Spotlight 2020: The Second Democratic Debates

Erin Schaff/The New York Times

Erin Schaff/The New York Times

This week saw the most successful of the Democratic candidates for the 2020 presidential nomination face off in two debates in Detroit. The twenty candidates who took the stage do not even represent the full slate running for the nomination: four candidates did not meet the minimum requirements to be included on the debate stage, and two have already dropped out.

The first debate, which took place on Tuesday, July 30, featured Elizabeth Warren, Bernie Sanders, Pete Buttigieg, Steve Bullock, John Hickenlooper, John Delaney, Tim Ryan, Marianne Williamson, Amy Klobuchar, and Beto O’Rourke. The debate was notable in that it was much more policy-driven than the first debates in June. The discussion was essentially a battle between the progressive wing of the party (represented by Elizabeth Warren and Bernie Sanders) and the moderate wing, represented by the remaining candidates.

Night two featured Michael Bennet, Kirsten Gillibrand, Julian Castro, Cory Booker, Joe Biden, Kamala Harris, Andrew Yang, Tulsi Gabbard, Jay Inslee, and Bill de Blasio. By the chance of the draw, every minority candidate took the stage on the second night, and candidates debated topics such as the mass incarceration of Black Americans, which was not mentioned at all on the first night of the debates (Marianne Williamson’s impassioned speech about reparations notwithstanding).

During the debates, many news outlets covered the events with live blogs, like these from Fox News and FiveThirtyEight. In the days following, many have published longer analyses of what the debates mean for the future of the race and how they relate to the changing democratic process in the country. For example, a left-leaning article from the Washington Post reflected on how the rhetoric in Democratic debates has changed since the Obama administration. During the 2016 election, candidates were reluctant to criticize President Obama and were happy to appeal to the generally moderate majority of the party. However, under President Trump, the Democratic party has shifted more toward the left, making progressive candidates more inclined to criticize Obama for his moderate policies, a trend that was evident in candidates’ criticism of former Vice President Joe Biden in the second round of the debates.

In contrast, a right-leaning post-debate analysis by Fox News honed in on the internal workings of the debates.

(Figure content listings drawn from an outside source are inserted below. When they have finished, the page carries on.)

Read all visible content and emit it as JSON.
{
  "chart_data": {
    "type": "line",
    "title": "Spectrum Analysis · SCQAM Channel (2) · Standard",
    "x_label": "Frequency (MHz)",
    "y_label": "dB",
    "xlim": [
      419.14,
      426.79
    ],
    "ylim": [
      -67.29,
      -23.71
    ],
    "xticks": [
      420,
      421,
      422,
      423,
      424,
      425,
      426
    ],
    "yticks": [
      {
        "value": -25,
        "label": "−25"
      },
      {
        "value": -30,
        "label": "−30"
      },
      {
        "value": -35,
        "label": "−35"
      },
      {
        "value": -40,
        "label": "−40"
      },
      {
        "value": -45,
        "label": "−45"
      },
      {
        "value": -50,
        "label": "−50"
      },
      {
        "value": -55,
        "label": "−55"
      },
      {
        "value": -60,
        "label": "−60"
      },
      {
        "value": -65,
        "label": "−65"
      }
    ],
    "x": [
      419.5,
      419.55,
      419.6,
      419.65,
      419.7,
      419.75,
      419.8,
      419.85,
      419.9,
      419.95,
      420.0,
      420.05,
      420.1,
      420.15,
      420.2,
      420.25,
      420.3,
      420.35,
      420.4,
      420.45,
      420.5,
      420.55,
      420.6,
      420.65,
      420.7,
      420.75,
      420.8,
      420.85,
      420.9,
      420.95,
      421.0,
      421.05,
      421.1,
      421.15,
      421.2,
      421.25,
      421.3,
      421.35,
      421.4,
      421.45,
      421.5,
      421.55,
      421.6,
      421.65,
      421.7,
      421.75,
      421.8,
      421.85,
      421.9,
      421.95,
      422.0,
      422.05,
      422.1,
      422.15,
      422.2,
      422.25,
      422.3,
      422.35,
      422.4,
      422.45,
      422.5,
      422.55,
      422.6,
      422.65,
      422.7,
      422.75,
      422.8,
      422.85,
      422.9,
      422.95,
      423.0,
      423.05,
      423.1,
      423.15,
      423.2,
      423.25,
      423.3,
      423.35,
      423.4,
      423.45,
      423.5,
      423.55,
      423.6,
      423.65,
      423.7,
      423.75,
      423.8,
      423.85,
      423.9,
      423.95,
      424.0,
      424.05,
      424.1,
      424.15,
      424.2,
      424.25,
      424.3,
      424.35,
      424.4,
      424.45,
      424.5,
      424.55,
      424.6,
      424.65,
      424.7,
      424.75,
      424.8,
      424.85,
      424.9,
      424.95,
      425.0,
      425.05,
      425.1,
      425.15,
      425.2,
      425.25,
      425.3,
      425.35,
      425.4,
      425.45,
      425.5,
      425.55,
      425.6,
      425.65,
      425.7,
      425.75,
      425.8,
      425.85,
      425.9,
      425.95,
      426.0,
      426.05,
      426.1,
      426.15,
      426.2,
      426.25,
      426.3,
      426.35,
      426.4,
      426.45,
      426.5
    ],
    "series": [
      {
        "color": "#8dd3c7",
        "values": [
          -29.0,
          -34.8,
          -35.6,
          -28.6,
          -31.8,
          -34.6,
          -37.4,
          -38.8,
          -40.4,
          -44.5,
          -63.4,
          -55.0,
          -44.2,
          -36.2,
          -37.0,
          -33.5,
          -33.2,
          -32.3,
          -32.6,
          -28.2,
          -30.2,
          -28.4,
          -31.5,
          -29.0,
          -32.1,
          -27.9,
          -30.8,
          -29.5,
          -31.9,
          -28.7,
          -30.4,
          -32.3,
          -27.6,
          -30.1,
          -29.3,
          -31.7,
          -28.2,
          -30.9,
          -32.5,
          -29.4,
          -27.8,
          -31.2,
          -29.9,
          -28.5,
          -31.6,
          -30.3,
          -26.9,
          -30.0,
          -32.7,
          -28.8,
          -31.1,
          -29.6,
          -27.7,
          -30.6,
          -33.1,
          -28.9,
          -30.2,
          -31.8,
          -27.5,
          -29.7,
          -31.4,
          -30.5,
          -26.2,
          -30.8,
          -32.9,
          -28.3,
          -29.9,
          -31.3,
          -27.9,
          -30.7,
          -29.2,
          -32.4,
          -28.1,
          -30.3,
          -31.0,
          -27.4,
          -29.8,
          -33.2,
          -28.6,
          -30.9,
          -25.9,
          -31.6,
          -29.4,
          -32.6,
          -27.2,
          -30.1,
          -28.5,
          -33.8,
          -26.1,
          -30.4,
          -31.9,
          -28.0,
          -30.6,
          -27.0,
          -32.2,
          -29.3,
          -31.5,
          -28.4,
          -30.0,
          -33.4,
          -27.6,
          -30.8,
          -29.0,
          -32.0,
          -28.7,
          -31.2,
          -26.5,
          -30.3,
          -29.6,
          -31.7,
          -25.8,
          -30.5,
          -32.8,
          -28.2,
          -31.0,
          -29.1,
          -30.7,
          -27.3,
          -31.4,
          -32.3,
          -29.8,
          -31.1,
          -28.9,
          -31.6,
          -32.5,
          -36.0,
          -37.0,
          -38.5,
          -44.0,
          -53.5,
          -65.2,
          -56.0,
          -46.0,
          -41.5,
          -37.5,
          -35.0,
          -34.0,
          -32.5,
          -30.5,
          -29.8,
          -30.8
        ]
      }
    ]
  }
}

The article noted that CNN featured analysis by former Michigan governor Jennifer Granholm, who has previously prepped Biden before the first round of debates in June. Fox wrote, “[Granholm] later added that Biden was the "piñata" on the debate stage and that he "held his own."

However, there was no disclosure made by the panel's moderator, CNN anchor Anderson Cooper, that Granholm had prepped Biden ahead of NBC's debate -- according to Politico.”

The Hill, a centrist news organization, focused its post-debate coverage on polling, noting that Biden maintained his position as frontrunner in a post-debate poll. The former VP currently holds a two-to-one lead over the runner up, Bernie Sanders. The centrist coverage primarily explained where the candidates stood in the race after the debates; The Hill wrote “Biden also leads when voters are asked to name the top three candidates that best share their values, with 46 percent saying Biden, followed by Sanders at 34 percent, Warren at 27 and Harris at 24.”

The next Democratic debates will take place in Houston on September 12 and 13. Candidates must reach both a polling and a donor threshold to qualify. So far, only eight candidates have qualified: Biden, Booker, Buttigieg, Harris, Klobuchar, O’Rourke, Sanders, and Warren.